Grief Journal: Inside the Box

Someone sent me a description of grief that’s making the rounds. Maybe you’ve seen it.  It describes grief as a ball in a box with a button that triggers pain. At first, the ball takes up most of the space in the box, and the pain button is constantly pushed. But eventually, over time, the ball gets smaller, and only occasionally triggers the pain button. 

It’s a good analogy. I mean, grief is a really hard thing to describe, and so individual. But this captures the kind of grief that is initially overwhelming and sad, but that gradually, over time, takes up less space in your daily existence (if not your heart).

It describes how I feel about the loss of my sister, and my mother. Sometimes something will remind me of them, and I’ll feel an intensity of grief, often out of the blue. But even though I think of them every day, most of the time the grief is manageable. I’ve learned to live with it. I can cherish the many good, wonderful memories and those have come to outweigh the loss I feel.

It doesn’t describe how I feel about the loss of my son. The closest analogy I can come up with is one I’ve used before—the grief is like a suit made out of razor blades. I never take off that suit. Over time, I’ve learned to hold myself so that every tiny movement doesn’t cut, but the fact is, that suit cuts me and causes pain over and over and over again, every day, nonstop.

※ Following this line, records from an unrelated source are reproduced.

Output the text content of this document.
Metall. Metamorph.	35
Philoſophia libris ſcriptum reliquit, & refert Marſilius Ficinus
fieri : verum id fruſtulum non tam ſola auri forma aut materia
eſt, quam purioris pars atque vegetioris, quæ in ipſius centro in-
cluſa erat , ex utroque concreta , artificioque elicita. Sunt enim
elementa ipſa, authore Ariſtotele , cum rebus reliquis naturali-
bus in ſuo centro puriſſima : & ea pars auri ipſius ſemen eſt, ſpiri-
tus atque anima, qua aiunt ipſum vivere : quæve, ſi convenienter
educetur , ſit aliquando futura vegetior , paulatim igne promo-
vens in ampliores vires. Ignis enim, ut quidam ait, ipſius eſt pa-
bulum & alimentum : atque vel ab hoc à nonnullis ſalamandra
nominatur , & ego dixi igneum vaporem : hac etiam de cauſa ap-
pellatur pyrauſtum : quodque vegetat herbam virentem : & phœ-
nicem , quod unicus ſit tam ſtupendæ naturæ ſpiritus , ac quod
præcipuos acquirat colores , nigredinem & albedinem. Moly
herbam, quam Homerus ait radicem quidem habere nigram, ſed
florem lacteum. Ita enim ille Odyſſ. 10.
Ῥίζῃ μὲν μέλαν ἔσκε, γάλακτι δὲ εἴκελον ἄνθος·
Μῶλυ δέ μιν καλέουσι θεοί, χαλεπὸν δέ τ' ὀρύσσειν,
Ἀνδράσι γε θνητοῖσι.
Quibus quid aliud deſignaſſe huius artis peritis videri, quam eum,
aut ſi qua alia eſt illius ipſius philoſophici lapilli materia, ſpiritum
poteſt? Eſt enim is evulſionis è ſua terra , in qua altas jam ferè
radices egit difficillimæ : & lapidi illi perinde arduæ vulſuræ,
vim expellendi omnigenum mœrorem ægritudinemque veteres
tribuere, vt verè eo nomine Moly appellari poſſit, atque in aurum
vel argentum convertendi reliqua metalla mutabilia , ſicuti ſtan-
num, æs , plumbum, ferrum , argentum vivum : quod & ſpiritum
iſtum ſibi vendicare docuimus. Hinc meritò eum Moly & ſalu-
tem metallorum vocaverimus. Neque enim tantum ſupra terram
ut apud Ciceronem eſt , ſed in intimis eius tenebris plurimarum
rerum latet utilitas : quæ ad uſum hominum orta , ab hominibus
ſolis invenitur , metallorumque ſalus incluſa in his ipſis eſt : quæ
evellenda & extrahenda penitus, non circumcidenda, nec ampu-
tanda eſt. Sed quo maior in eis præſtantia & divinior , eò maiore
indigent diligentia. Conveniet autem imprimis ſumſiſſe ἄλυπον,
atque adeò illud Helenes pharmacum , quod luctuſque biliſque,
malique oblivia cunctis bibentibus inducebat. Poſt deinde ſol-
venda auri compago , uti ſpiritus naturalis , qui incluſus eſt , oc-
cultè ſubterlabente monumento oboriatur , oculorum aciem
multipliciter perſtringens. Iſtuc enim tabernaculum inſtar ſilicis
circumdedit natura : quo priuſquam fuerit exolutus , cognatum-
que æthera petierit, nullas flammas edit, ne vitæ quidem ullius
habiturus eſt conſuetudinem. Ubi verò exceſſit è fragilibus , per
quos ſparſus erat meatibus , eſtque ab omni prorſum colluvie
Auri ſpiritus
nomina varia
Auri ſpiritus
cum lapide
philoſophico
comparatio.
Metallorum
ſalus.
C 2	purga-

Another analogy is that somehow, I don’t get the air that I used to, and that I need. I can still function and live, but I’m crippled by the fact that there’s just not enough air for me to breathe and no one can give me more air. 

The fact is, something in me is irretrievably broken. I get up every morning. I work hard, every day, to keep a roof over our heads and give my kids a good life. I’m still a wife, mother, friend and colleague. I can laugh, and be silly with the kids, and dance in the kitchen while we cook dinner. 

But. Every day it is a choice to get out of bed. I have to choose to be present. The ball of grief bouncing around my head isn’t smaller; it still hits that button all the damn time. I just make the choice to go on. Because that is what you do.

You just find a way to go on, even when it hurts. Even when you can’t breathe. Even when you’re broken. Because you just do.